Companion's best merchandising trick? Sampling, sampling, sampling, says co-owner Josh Allen. “If you put something in somebody's mouth, it has an impact. And do it consistently, especially when you have lines. There's no better way to alleviate somebody's frustration for having to wait in line than with a sample of one baguette fresh out of the oven or having them taste a pastry item.”

The St. Louis-based bakery includes a wholesale bakehouse and three bakery cafes with 70 percent of sales coming from wholesale. Since the majority of the bakery's sales are from wholesale accounts, Allen employs unique merchandising techniques to gain recognition for the bakery's products.

The largest push is the Chef's Collaborative program with local chefs to highlight bread as a menu item and not just something to enjoy at the beginning of the meal with a breadbasket. Every six weeks, Allen chooses a new bread variety and a different chef. The chef makes a menu item featuring the bread at his or her restaurant and develops a recipe using the bread that is featured on the bakery's web site. Companion's cafes also feature the loaf for those six weeks, as do the grocery stores that carry Companion bread.

“We've had a hard time getting folks to understand over the years that the bread they've had in a restaurant is the same bread they can buy in a grocery store and the same bread that we use for sandwiches in our cafes,” Allen says. “For some reason there's a huge disconnect, and this program was designed to bridge that gap.”

By having a waiter in a restaurant talk up the bread, it should help sell more in the grocery store or in the bakery cafes. “We really get a synergy from the three things where we wouldn't get it so much if we ran them as separate brands,” he adds.

In the bakery cafes, Allen relies on the theater of baking by having decorators and bakers working in full view of customers. While the majority of the baking is done at the wholesale bakehouse, each café has a baker on-site who bakes fresh baguettes, ciabatta and some other breads in the stores. About 300 lbs. of dough are produced at each café every day.

“Because we're a wholesale operator, it's impossible to get fresh baguettes to three different locations in time for lunch every day. This way we can pull bread out fresh every day in the cafes at 10:30 or 11 in the morning and it makes a dramatically better sandwich,” Allen says. “Actually watching someone do something changes your perspective of it, and it also increases your appreciation of the cost or the amount of talent that is associated with baking these items.”

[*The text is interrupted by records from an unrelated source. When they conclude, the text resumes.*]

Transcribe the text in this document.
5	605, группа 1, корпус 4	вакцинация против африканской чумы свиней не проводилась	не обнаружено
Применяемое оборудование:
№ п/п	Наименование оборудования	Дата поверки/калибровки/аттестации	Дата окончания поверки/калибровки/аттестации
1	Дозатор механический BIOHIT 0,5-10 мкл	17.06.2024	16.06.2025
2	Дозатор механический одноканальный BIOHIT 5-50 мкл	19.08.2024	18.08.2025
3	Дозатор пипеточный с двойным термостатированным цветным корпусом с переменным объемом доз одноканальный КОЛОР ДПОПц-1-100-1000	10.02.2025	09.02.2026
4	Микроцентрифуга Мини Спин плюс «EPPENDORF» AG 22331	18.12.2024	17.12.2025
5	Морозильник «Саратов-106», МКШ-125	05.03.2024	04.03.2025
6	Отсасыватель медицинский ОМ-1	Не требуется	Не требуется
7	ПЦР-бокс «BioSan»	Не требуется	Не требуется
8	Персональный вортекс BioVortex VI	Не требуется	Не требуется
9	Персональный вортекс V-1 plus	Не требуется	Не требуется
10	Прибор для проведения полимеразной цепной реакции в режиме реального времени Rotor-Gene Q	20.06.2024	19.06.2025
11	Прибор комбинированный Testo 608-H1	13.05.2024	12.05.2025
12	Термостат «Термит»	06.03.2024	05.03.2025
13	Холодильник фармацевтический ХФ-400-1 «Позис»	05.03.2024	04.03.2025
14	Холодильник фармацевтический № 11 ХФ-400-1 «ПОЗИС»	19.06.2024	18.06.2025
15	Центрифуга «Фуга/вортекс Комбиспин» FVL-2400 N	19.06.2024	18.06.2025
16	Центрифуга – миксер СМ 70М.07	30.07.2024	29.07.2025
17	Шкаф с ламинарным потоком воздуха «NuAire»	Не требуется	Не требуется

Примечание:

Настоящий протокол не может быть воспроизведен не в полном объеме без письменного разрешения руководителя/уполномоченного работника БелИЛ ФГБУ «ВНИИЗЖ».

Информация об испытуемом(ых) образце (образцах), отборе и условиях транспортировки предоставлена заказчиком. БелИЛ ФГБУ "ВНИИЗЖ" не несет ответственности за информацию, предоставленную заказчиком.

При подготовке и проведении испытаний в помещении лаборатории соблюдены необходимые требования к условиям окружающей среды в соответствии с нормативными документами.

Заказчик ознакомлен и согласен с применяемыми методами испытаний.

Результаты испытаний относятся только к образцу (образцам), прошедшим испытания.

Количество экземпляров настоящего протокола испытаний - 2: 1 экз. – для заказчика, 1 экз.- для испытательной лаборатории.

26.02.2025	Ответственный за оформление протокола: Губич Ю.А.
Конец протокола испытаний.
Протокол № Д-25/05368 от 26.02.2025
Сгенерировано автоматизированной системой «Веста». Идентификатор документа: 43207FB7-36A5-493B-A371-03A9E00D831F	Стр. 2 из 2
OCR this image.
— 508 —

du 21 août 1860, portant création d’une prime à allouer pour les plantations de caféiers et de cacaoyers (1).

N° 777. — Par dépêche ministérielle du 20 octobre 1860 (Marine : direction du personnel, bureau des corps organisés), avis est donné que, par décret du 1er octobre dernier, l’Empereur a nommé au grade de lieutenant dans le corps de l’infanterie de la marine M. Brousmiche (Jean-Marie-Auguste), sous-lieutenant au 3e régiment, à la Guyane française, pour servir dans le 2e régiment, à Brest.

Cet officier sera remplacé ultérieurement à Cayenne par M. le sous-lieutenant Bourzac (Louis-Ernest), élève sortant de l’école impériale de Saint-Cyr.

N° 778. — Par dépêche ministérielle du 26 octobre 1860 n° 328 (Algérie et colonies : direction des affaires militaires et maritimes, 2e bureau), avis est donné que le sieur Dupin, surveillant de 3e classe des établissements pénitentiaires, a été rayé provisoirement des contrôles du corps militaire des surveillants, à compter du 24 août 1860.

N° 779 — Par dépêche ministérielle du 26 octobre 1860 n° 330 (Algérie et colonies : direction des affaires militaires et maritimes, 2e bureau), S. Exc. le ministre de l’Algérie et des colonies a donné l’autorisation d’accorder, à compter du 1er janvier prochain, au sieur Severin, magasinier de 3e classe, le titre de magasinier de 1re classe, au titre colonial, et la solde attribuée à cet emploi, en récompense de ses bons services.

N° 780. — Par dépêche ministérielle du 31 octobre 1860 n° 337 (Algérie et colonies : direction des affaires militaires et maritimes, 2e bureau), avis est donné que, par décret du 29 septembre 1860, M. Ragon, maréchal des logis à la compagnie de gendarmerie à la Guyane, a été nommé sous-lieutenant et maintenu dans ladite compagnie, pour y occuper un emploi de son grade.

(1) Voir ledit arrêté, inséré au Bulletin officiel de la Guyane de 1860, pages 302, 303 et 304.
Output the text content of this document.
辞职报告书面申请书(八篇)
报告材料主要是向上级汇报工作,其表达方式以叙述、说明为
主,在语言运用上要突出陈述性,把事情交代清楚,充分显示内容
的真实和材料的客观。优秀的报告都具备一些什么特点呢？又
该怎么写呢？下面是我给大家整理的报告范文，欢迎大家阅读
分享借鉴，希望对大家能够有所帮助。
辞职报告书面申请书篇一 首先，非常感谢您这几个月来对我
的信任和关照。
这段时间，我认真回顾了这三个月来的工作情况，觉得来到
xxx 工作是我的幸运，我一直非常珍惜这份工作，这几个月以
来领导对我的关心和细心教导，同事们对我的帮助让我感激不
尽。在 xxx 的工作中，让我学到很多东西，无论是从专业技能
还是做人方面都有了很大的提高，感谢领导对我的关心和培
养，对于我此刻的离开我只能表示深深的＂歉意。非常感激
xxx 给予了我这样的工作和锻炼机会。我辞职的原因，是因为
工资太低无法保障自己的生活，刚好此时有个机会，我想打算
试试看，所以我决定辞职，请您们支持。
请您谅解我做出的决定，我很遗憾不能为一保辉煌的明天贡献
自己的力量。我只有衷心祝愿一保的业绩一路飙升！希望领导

The bakers and decorators also enjoy the exposure to the customers. Decorators take the cake orders and man the service bakery cases. One thing that is easy to forget while serving customers is to actually greet them pleasantly and to smile, Allen says. When the bakery is busy, it is easy for sales staff to focus solely on getting and filling the customers order without taking a few seconds to smile and say hello. “A lot of times, we're busy and they're doing everything they can to make sure they take care of the customer, but just stopping to say hello, or you're welcome or thank you, those simple things make a big difference.”